Sunday 18 February 2018

Rash of unsolved murders puts people on edge in Anchorage

Police search Valley of the Moon Park, where two people were found dead last weekend (AP)
Police search Valley of the Moon Park, where two people were found dead last weekend (AP)

A rash of unsolved murders in Alaska's largest city is putting residents on edge.

The deaths of nine people who were killed on Anchorage's outdoor trails, parks and isolated streets since January remain unsolved - among them three cases involving two victims each.

"It's terrifying," said Jennifer Hazen, who lives near Valley of the Moon Park, where two people were found dead last week, one of them on a park bike trail.

Hazen walks in the park regularly, and finds some comfort in knowing the unsolved killings happened in the middle of the night when she would not be out there anyway.

"I'm just really shocked about all this happening," said another resident, Yegor Christman, as he walked his dog on the bike trail. "I thought I lived in a pretty safe area."

Adding to the feeling of vulnerability, Anchorage has had 25 killings this year, the same number the city had for the entire year in 2015.
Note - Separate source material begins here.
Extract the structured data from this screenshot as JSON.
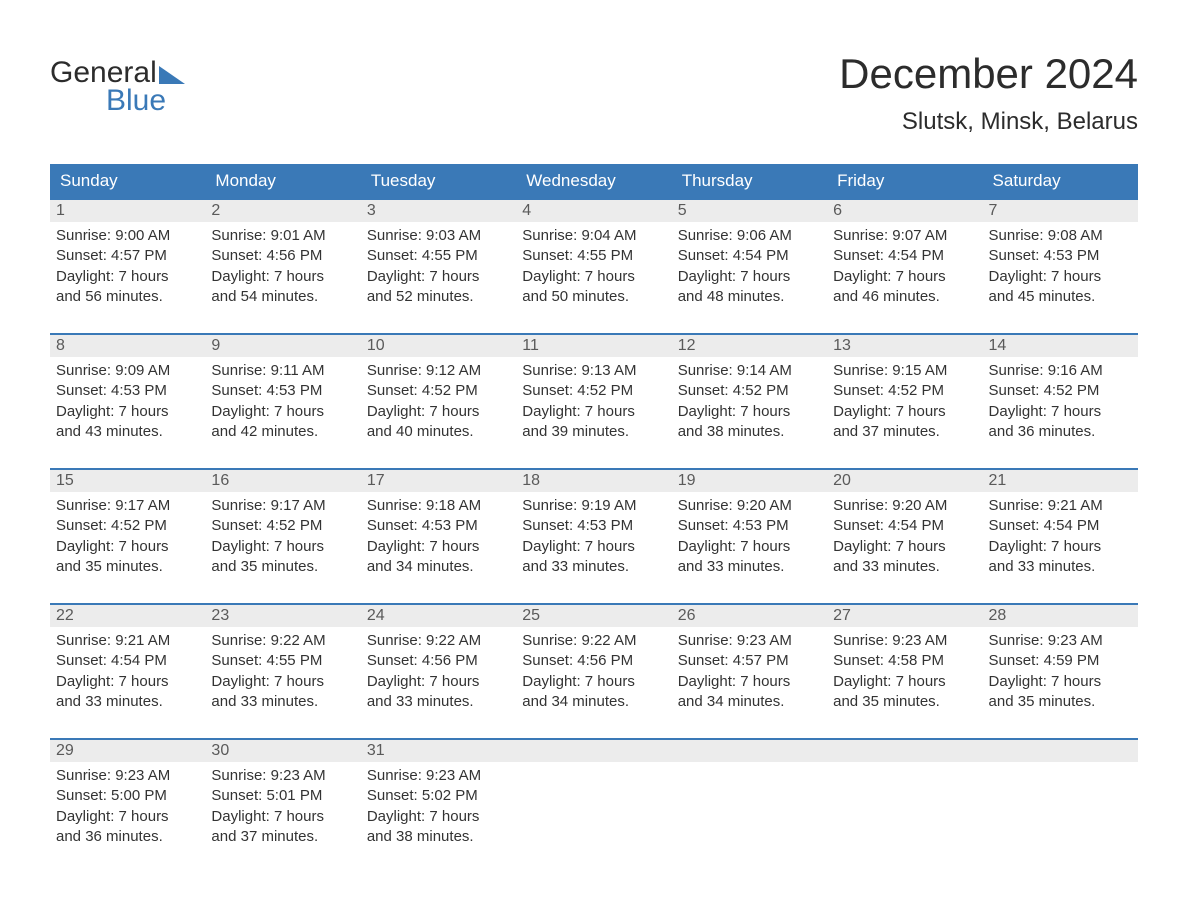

Even though the number is high, police point out that 1995, with 29 killings, had the highest number in the last two decades.

With 15 murders since late June, police issued an unusual public advisory this week urging residents to be "extra aware" of their surroundings, noting that crimes often increase at night and early in the morning.
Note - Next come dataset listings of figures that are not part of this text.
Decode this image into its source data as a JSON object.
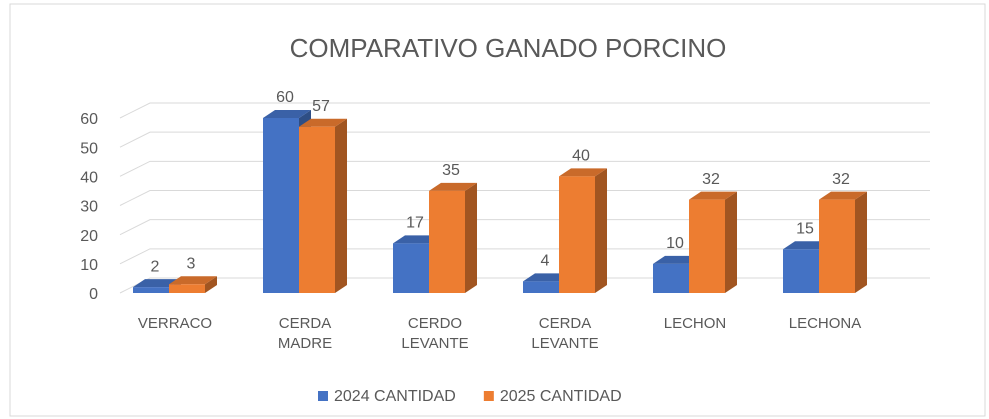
{
  "chart_data": {
    "type": "bar3d",
    "title": "COMPARATIVO GANADO PORCINO",
    "categories": [
      "VERRACO",
      "CERDA MADRE",
      "CERDO LEVANTE",
      "CERDA LEVANTE",
      "LECHON",
      "LECHONA"
    ],
    "series": [
      {
        "name": "2024 CANTIDAD",
        "color": "#4472c4",
        "values": [
          2,
          60,
          17,
          4,
          10,
          15
        ]
      },
      {
        "name": "2025 CANTIDAD",
        "color": "#ed7d31",
        "values": [
          3,
          57,
          35,
          40,
          32,
          32
        ]
      }
    ],
    "ylim": [
      0,
      60
    ],
    "yticks": [
      0,
      10,
      20,
      30,
      40,
      50,
      60
    ],
    "grid": true,
    "legend": "bottom"
  }
}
Three of the victims were found alone. Two of those victims had been shot, according to police, who will not say how the other seven died. They will not say what details have been shared with the families of the victims.

Police have released few details on any of the cases, saying investigators have not made any clear connections between the victims. Asked if police believe a serial killer could be on the loose, police spokeswoman Jennifer Castro said police always try to determine if unsolved crimes are related.

The only common denominators found among the victims are that the deaths occurred outdoors, in the early hours and in isolated places such as trails and unoccupied streets.

John McCleary is a long-time volunteer with the city's Trail Watch programme, which was started in 2006 after a string of assaults, mostly against women, on local trails.

Trail Watch volunteers serve two purposes, to be the eyes for the police department, reporting any problems, and to create safer conditions on 300 miles of trails with such efforts as cutting down vegetation.

But McCleary said he has never seen a situation with so many unsolved killings, and he has been connected with city trails since the late 1970s. He says he feels angry and frustrated that people cannot enjoy the trails like they could a decade ago.

"This is so abnormal," he said. "It doesn't seem like I'm in the same city."

Randall Alcala walks almost daily along the central Ship Creek Trail, where two victims were found dead in July. But those deaths, even though unsolved, do not make him feel unsafe.

He saw a black bear on the trail about a week ago, and is more wary of run-ins with one of the city's hundreds of bears.